CREATE TYPE [dbo].[ChannelDataTableType] AS TABLE(
[TimestampID] [int] NOT NULL,
[ChannelID] [int] NOT NULL,
[DataValue] [float] NOT NULL
)
GO
CREATE PROCEDURE [dbo].[InsertChannelData]
-- Add the parameters for the stored procedure here
#ParamRows dbo.ChannelDataTableType READONLY
AS
BEGIN
-- SET NOCOUNT ON added to prevent extra result sets from
-- interfering with SELECT statements.
SET NOCOUNT ON;
BEGIN TRANSACTION;
BEGIN TRY
INSERT INTO [dbo].[ChannelData]
([TimestampID],
[ChannelID],
[DataValue])
SELECT
TT.[TimestampID]
,TT.[ChannelID]
,TT.[DataValue]
FROM
#ParamRows AS TT
;
COMMIT TRANSACTION;
END TRY
BEGIN CATCH
ROLLBACK TRANSACTION;
END CATCH;
END
GO
If possible, accumulate data from several timestamps before inserting to make the batches larger.

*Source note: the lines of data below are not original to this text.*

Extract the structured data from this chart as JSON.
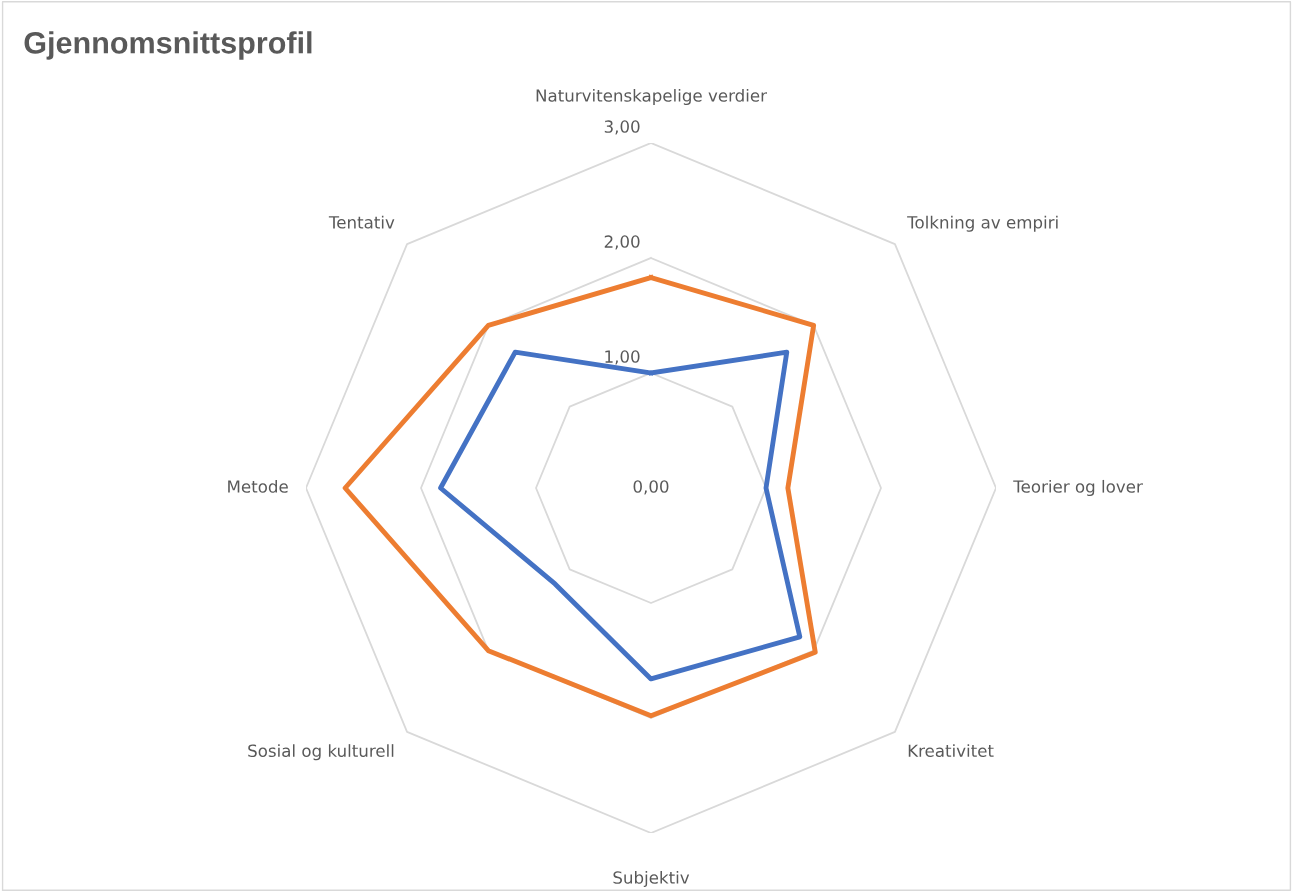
{
  "chart_data": {
    "type": "radar",
    "title": "Gjennomsnittsprofil",
    "categories": [
      "Naturvitenskapelige verdier",
      "Tolkning av empiri",
      "Teorier og lover",
      "Kreativitet",
      "Subjektiv",
      "Sosial og kulturell",
      "Metode",
      "Tentativ"
    ],
    "series": [
      {
        "color": "#4472c4",
        "values": [
          1.0,
          1.67,
          1.0,
          1.83,
          1.66,
          1.18,
          1.83,
          1.67
        ]
      },
      {
        "color": "#ed7d31",
        "values": [
          1.83,
          2.0,
          1.19,
          2.02,
          1.98,
          2.0,
          2.66,
          2.0
        ]
      }
    ],
    "ylim": [
      0,
      3
    ],
    "yticks": [
      {
        "value": 0,
        "label": "0,00"
      },
      {
        "value": 1,
        "label": "1,00"
      },
      {
        "value": 2,
        "label": "2,00"
      },
      {
        "value": 3,
        "label": "3,00"
      }
    ],
    "grid": true
  }
}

You should try with your system and find the optimal size of the batch. I have batches around 10K rows using the stored procedure.
If you have your data coming from sensors 100 times a second, then I would at first dump the incoming raw data in some very simple CSV file(s) and have a parallel background process that would insert it into the database in chunks. In other words, have some buffer for incoming data, so that if the server can't cope with the incoming volume, you would not loose your data.
Based on your comments, when you said that some channels are likely to be more interesting and queried several times, while others are less interesting, here is one optimization that I would consider. In addition to having one table ChannelData for all channels have another table InterestingChannelData. ChannelData would have the whole set of data, just in case. InterestingChannelData would have a subset only for the most interesting channels. It should be much smaller and it should take less time to query it. In any case, this is an optimization (denormalization/data duplication) built on top of properly normalized structure.
Is your process like this:
Generate data during the day
Analyse data afterwards
If these are separate activities then you might want to consider using different 'insert' and 'select' schemas. You could create a schema that's fast for inserting on the boat, then afterwards you batch upload this data into an analysis optimised schema. This requires a transformation step (where for example you map generic column names into useful column names)
This is along the lines of data warehousing and data marts. In this kind of design, you batch load and optimise the schema for reporting. Does your current daily upload have much of a window?